Le Service secret aurait dû dresser une barrière de sécurité. Mais la catastrophe avait révélé un défaut caché du système - la loyauté de chaque agent à un homme, non à une fonction. Tant que Kennedy avait été aux commandes, la hiérarchie de l'autorité avait été simple. Maintenant, l'ordre ancien se transformait en désordre affreux. Théoriquement, Roy Kellerman était encore le responsable. Mais Emory Roberts l'avait déjà remplacé, et quand Roy donna l'ordre à tous les agents de garder toutes les issues de l'hôpital, personne ne prit la peine de lui dire que Roberts avait déjà donné des instructions. De fait, peu d'agents se donnèrent la peine d'avertir Roy de quoi que ce fût, ce qui était sans doute aussi bien, car un affrontement n'aurait pu aboutir à aucune décision. Comme les présidents choisissent eux-mêmes leur premier garde du corps, et comme Kellerman était un inconnu pour Lyndon Johnson, il était déjà dépassé. L'identité de son successeur était encore imprécise. Roberts était avec Johnson ; mais Youngblood y était depuis plus longtemps et il était le protégé de Johnson. Ainsi, le Service secret, qui aurait dû être un symbole de continuité, se trouvait en pleine désunion. Les inspecteurs étaient aussi déroutés que le reste de la suite présidentielle. Quelques-uns (Kellerman, Hill ) demeurèrent auprès de Kennedy. D'autres (Youngblood, Roberts, Johns) allèrent avec Johnson. La plupart prenaient des décisions personnelles. Il n'y avait pas de plan général, rien n'était prévu, et la conséquence était l'anarchie totale.
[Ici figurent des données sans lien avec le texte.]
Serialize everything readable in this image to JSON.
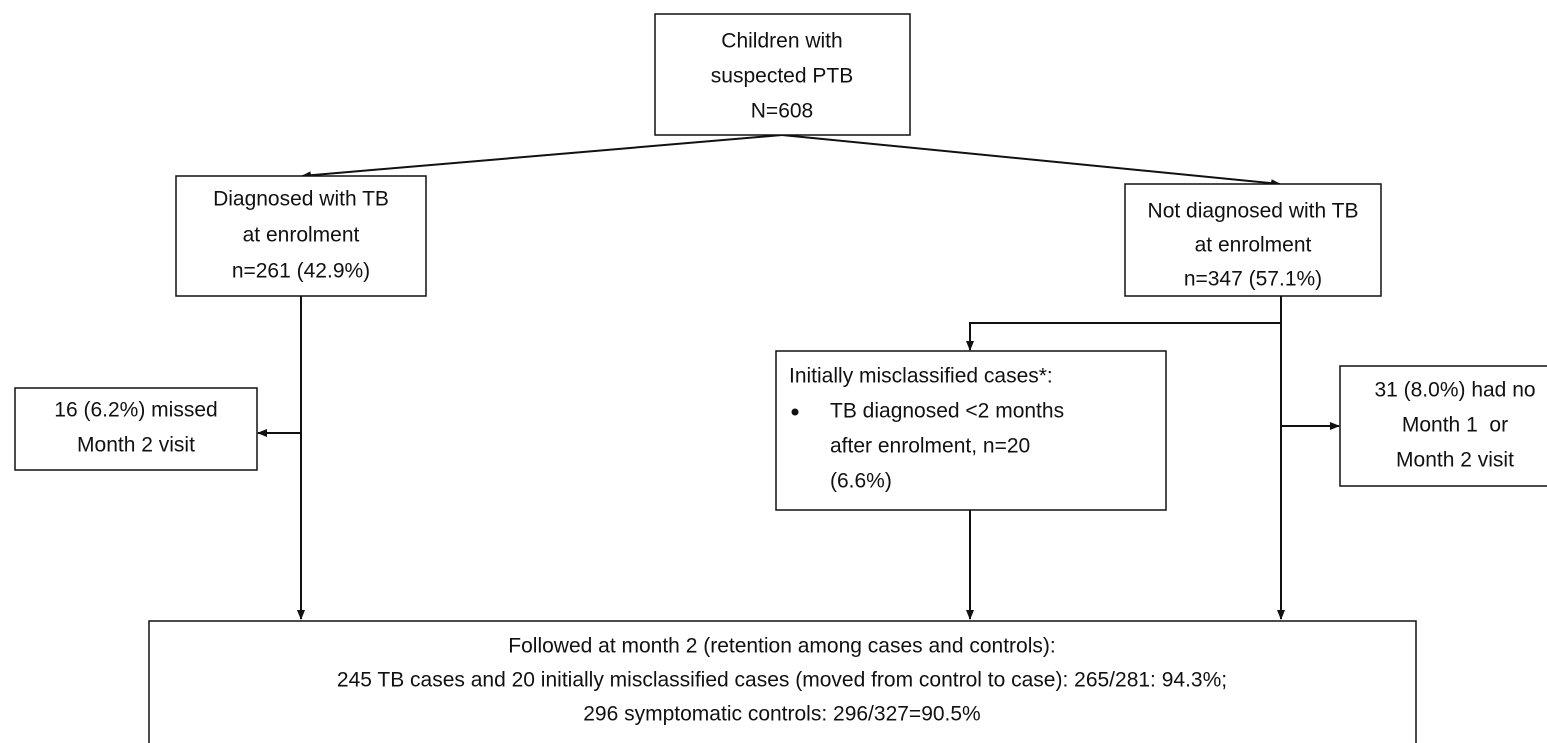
{
  "nodes": [
    {
      "lines": [
        "Children with",
        "suspected PTB",
        "N=608"
      ]
    },
    {
      "lines": [
        "Diagnosed with TB",
        "at enrolment",
        "n=261 (42.9%)"
      ]
    },
    {
      "lines": [
        "Not diagnosed with TB",
        "at enrolment",
        "n=347 (57.1%)"
      ]
    },
    {
      "lines": [
        "16 (6.2%) missed",
        "Month 2 visit"
      ]
    },
    {
      "lines": [
        "Initially misclassified cases*:",
        "TB diagnosed <2 months",
        "after enrolment, n=20",
        "(6.6%)"
      ]
    },
    {
      "lines": [
        "31 (8.0%) had no",
        "Month 1  or",
        "Month 2 visit"
      ]
    },
    {
      "lines": [
        "Followed at month 2 (retention among cases and controls):",
        "245 TB cases and 20 initially misclassified cases (moved from control to case): 265/281: 94.3%;",
        "296 symptomatic controls: 296/327=90.5%"
      ]
    }
  ]
}
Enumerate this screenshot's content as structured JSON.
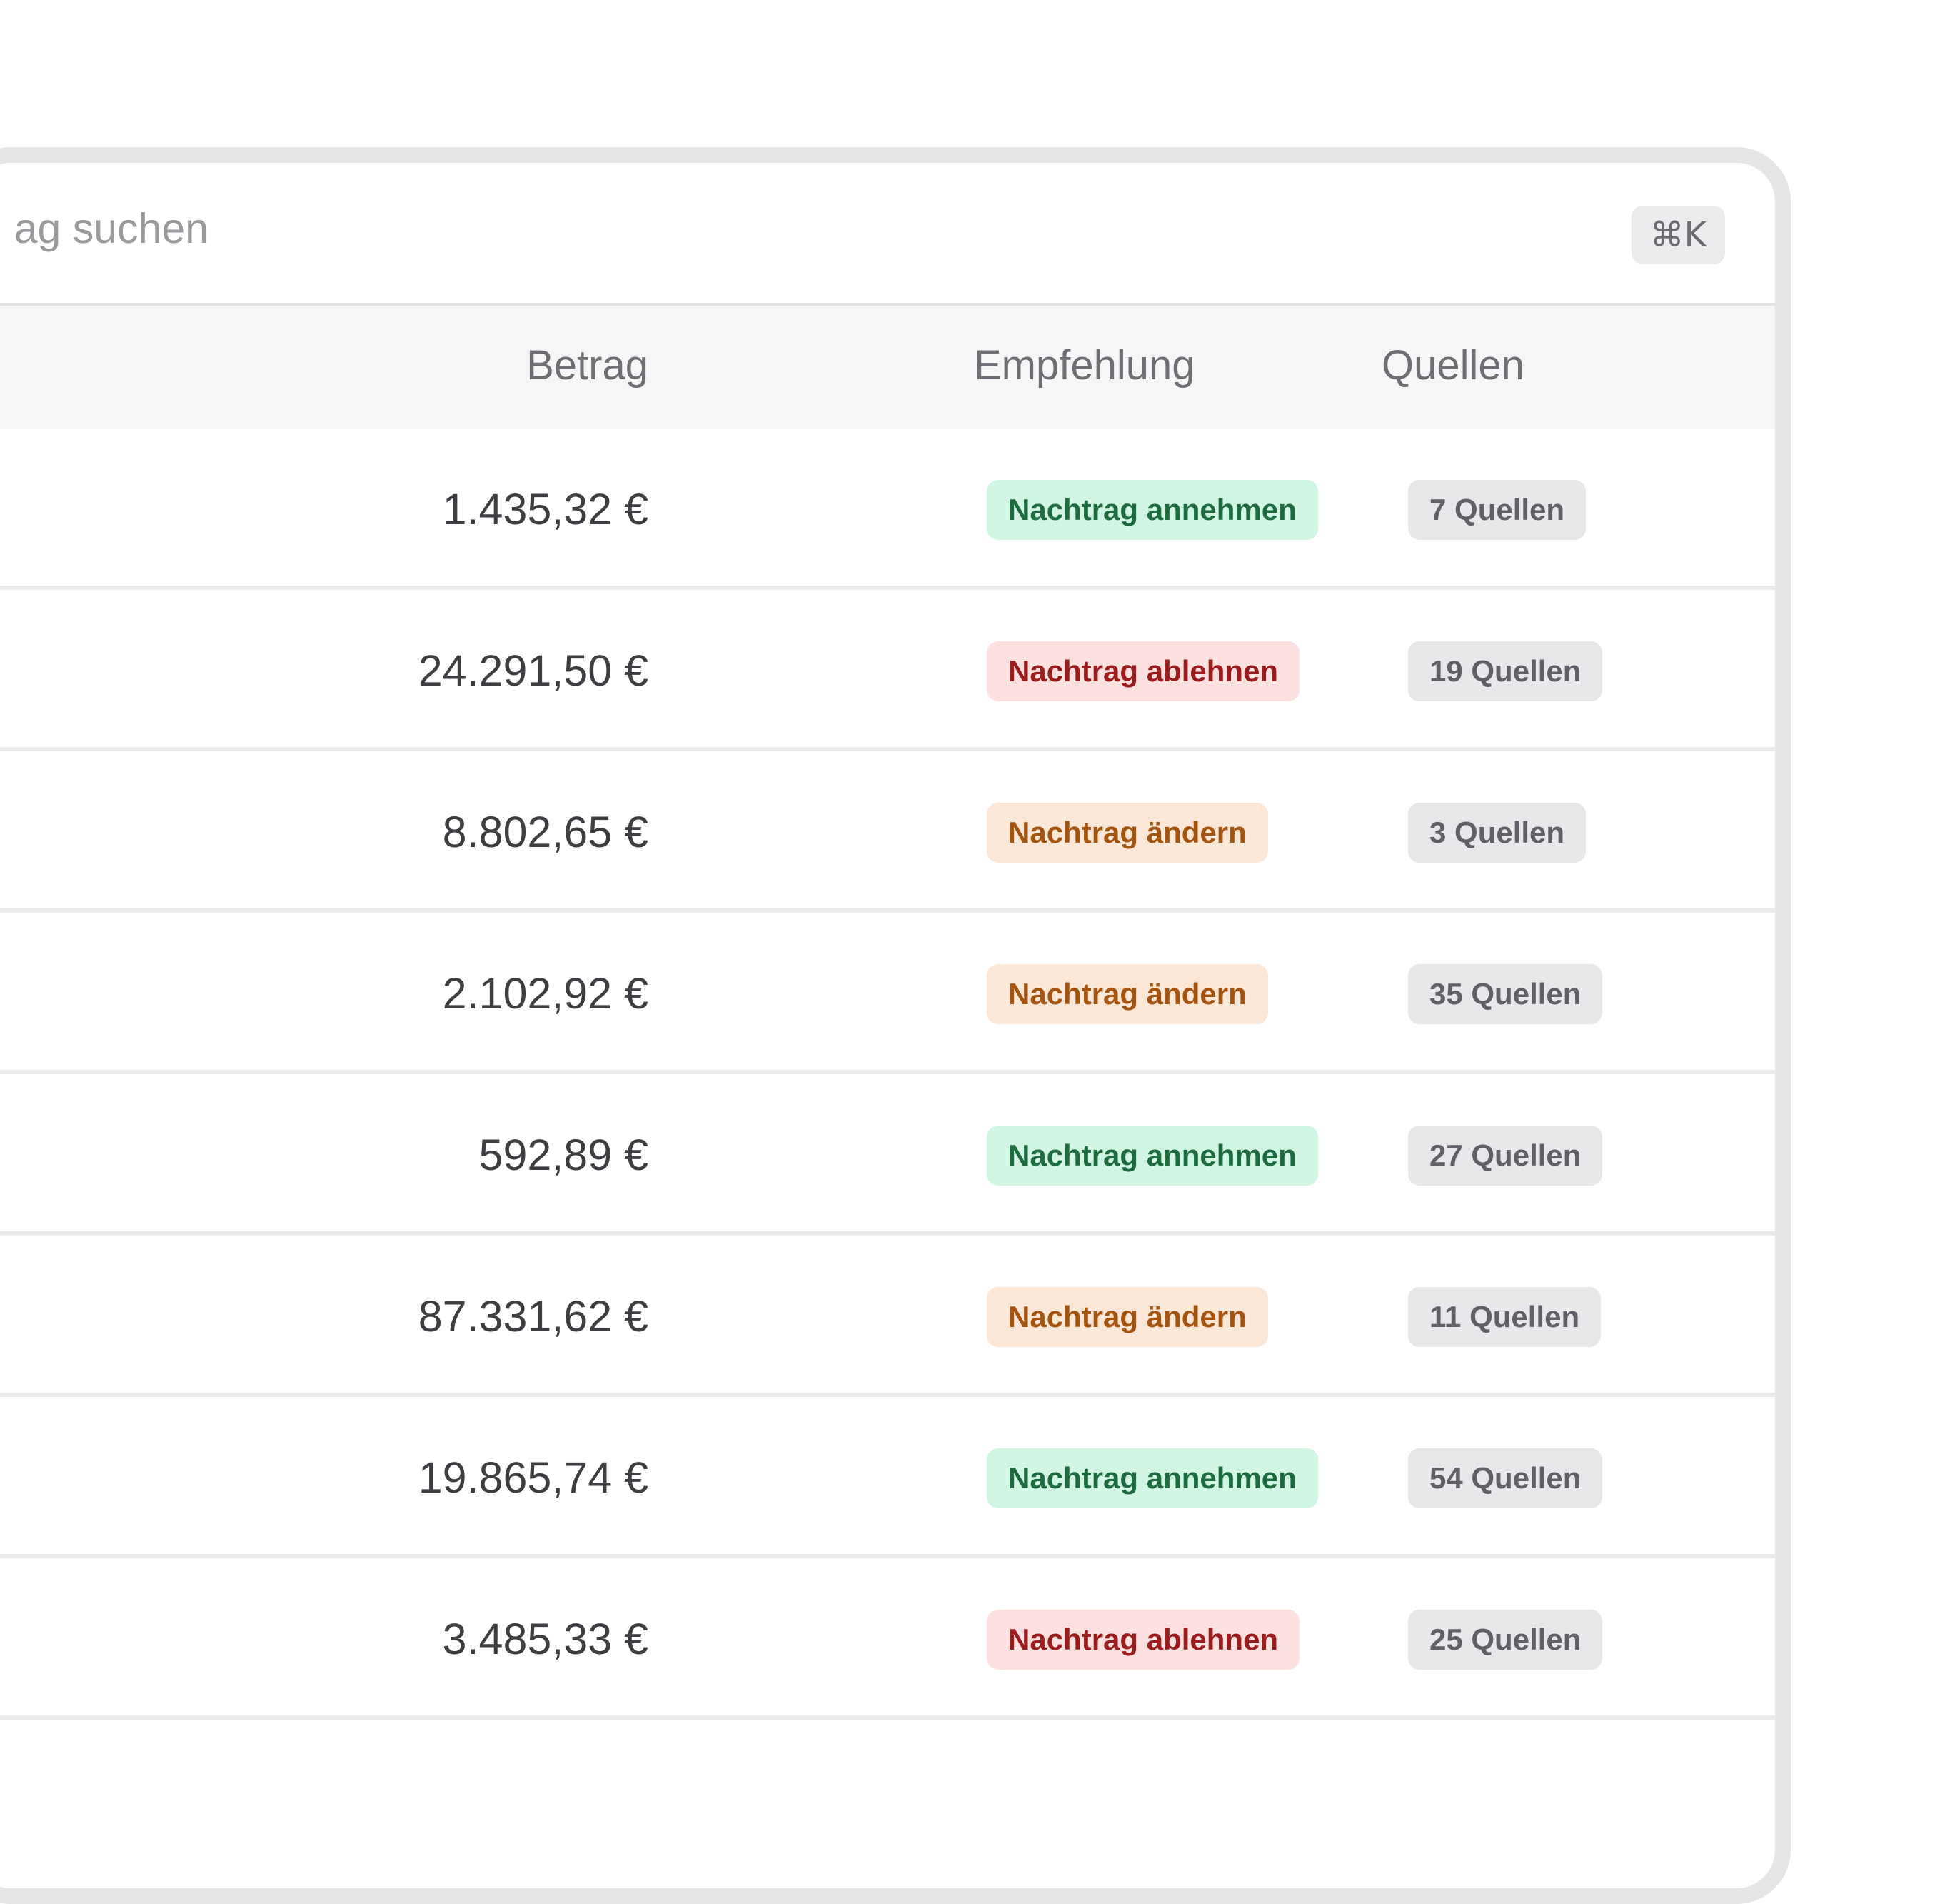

Durant cette première heure, l'hystérie collective fut beaucoup plus étendue que les intéressés eux-mêmes ne veulent l'admettre. En rappelant leurs souvenirs, nombreux furent ceux qui affabulèrent, qui racontèrent comment ils auraient dû se conduire : avec émotion mais sang-froid. La réalité fut différente. Presque tous, dans les minutes précédant ou suivant 13 heures, dans le secteur des urgences, agirent d'une manière qui, un jour normal, aurait été jugée pour le moins étrange. Aucune de ces bizarreries ne mérite d'être tournée en ridicule, mais quelques exemples sont utiles ; il serait impossible, autrement, de comprendre l'état d'esprit qui régnait.